Depois de muito debate no meio concorrencial e no Congresso Nacional nos últimos 05 anos, o Projeto de Lei nº 11.275/2018 – que traz importantes incentivos às Ações Reparatórias por Danos Concorrenciais (“ARDCs”) – tem chances de ser aprovado em breve. Além da previsão de que aqueles que forem condenados pelo Conselho Administrativo de Defesa Econômica – CADE por infração à ordem econômica, como cartel, terão que pagar indenização de danos em dobro aos prejudicados, outra novidade que merece destaque é a previsão de que as empresas que firmarem Termo de Compromisso de Cessação (“TCCs”) deverão concordar (por meio da inclusão de uma cláusula compromissória no acordo) em responder pelos danos que causaram em juízo arbitral.

Muito já se questionou sobre a legalidade e a necessidade da imposição de (mais) essa obrigação ao compromissário de TCC[1] e de que forma, na prática, se daria a operacionalização dessa cláusula pelo CADE. Se, de um lado, alguns comemoram a novidade, outros suscitaram a suposta desvantagem que a empresa compromissária teria ao ter que se submeter ao juízo arbitral para responder por esses danos. Houve, no entanto, uma unanimidade: os altos custos envolvidos na arbitragem seriam um desincentivo aos prejudicados pelos cartéis, que continuariam optando por recorrer ao Judiciário.

Diante disso, é importante que possamos desvendar alguns mitos.

Primeiro mito: as arbitragens são favoráveis apenas aos prejudicados pelos cartéis.

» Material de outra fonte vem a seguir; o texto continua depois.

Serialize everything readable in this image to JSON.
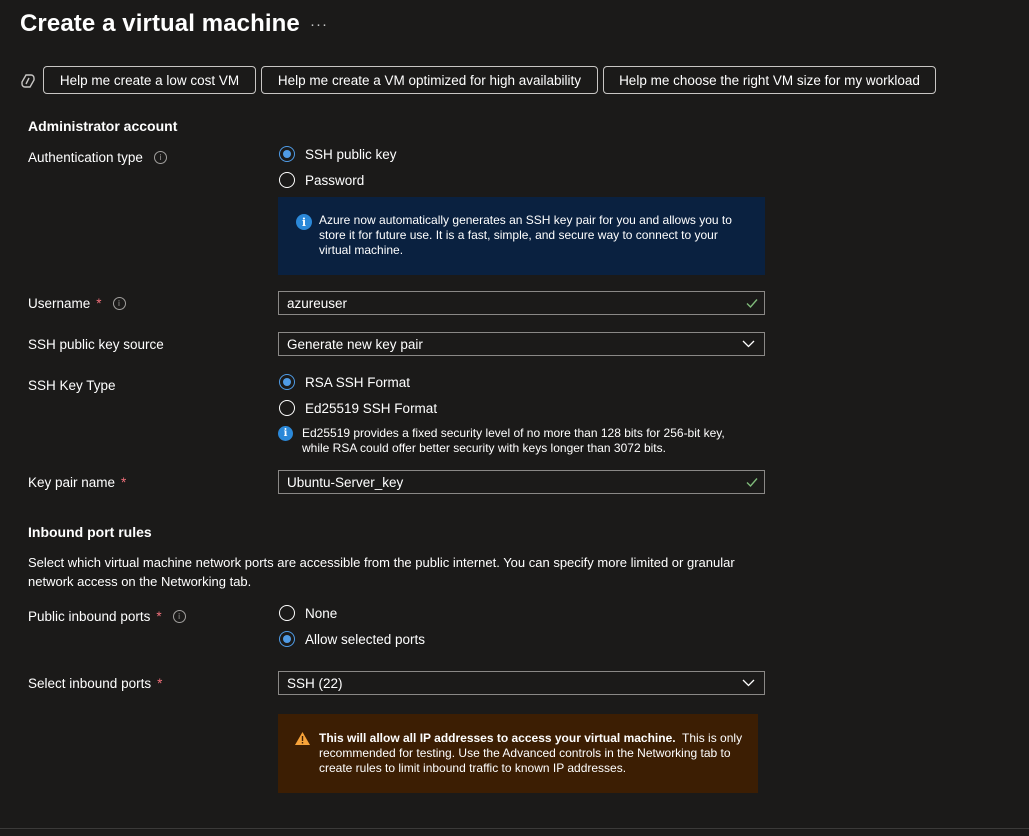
{
  "page": {
    "title": "Create a virtual machine",
    "more_label": "···"
  },
  "copilot_buttons": [
    {
      "label": "Help me create a low cost VM"
    },
    {
      "label": "Help me create a VM optimized for high availability"
    },
    {
      "label": "Help me choose the right VM size for my workload"
    }
  ],
  "admin": {
    "heading": "Administrator account",
    "auth_type": {
      "label": "Authentication type",
      "options": [
        "SSH public key",
        "Password"
      ],
      "selected": "SSH public key"
    },
    "auth_info": "Azure now automatically generates an SSH key pair for you and allows you to store it for future use. It is a fast, simple, and secure way to connect to your virtual machine.",
    "username": {
      "label": "Username",
      "required_mark": "*",
      "value": "azureuser"
    },
    "ssh_key_source": {
      "label": "SSH public key source",
      "value": "Generate new key pair"
    },
    "ssh_key_type": {
      "label": "SSH Key Type",
      "options": [
        "RSA SSH Format",
        "Ed25519 SSH Format"
      ],
      "selected": "RSA SSH Format",
      "info_line1": "Ed25519 provides a fixed security level of no more than 128 bits for 256-bit key,",
      "info_line2": "while RSA could offer better security with keys longer than 3072 bits."
    },
    "key_pair_name": {
      "label": "Key pair name",
      "required_mark": "*",
      "value": "Ubuntu-Server_key"
    }
  },
  "inbound": {
    "heading": "Inbound port rules",
    "description_line1": "Select which virtual machine network ports are accessible from the public internet. You can specify more limited or granular",
    "description_line2": "network access on the Networking tab.",
    "public_ports": {
      "label": "Public inbound ports",
      "required_mark": "*",
      "options": [
        "None",
        "Allow selected ports"
      ],
      "selected": "Allow selected ports"
    },
    "select_ports": {
      "label": "Select inbound ports",
      "required_mark": "*",
      "value": "SSH (22)"
    },
    "warning_bold": "This will allow all IP addresses to access your virtual machine.",
    "warning_text": "This is only recommended for testing.  Use the Advanced controls in the Networking tab to create rules to limit inbound traffic to known IP addresses."
  },
  "colors": {
    "background": "#1b1a19",
    "accent": "#4f9be5",
    "success": "#7fba7a",
    "required": "#f1707b",
    "info_bg": "#0a2140",
    "warning_bg": "#3c1e03",
    "warning_icon": "#f7a33a"
  }
}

É comum que se apontem, como vantagens da arbitragem em relação ao processo estatal, a celeridade, a confidencialidade e a possibilidade de escolha e especialidade dos julgadores. Para os pleitos reparatórios de danos concorrenciais, as vantagens apontadas iriam justamente de encontro aos principais problemas vivenciados quando tais litígios são submetidos à Justiça Estatal, como o tempo de duração dos processos judiciais, a falta de domínio específico dos juízes quanto aos temas discutidos e a própria complexidade das discussões, que envolvem questões jurídicas, econômicas e contábeis. A doutrina, inclusive, aponta que estes problemas explicam a baixa adesão ao private litigation no Brasil[2].

Como, em regra, os procedimentos arbitrais já são concebidos para serem mais céleres que os processos judiciais, as decisões e a participação das partes (no limite do que conseguem consentir) certamente impõem maior celeridade ao procedimento. A celeridade, portanto, é conceito essencial na arbitragem e está intimamente ligada à ideia de efetividade. Outra vantagem normalmente referida é a confidencialidade dos procedimentos, que também decorre de decisão das partes. Assim, a publicidade do procedimento, da decisão e de eventual acordo ficará restrita às partes daquela demanda. Por fim, se a arbitragem está assentada na autonomia da vontade das partes, desta autonomia também decorre a possibilidade de escolha de seus julgadores, segundo critérios de formação, especialidade e reputação no mercado. Disso se extrai, em sentido contrário ao que se vê na Justiça Estatal, que, na arbitragem, a escolha costuma recair em profissionais especializados na matéria em discussão. Quanto ao procedimento, as partes podem também escolher as regras pelas quais ele será processado, reduzindo o tempo, os custos e impondo racionalidade aos atos.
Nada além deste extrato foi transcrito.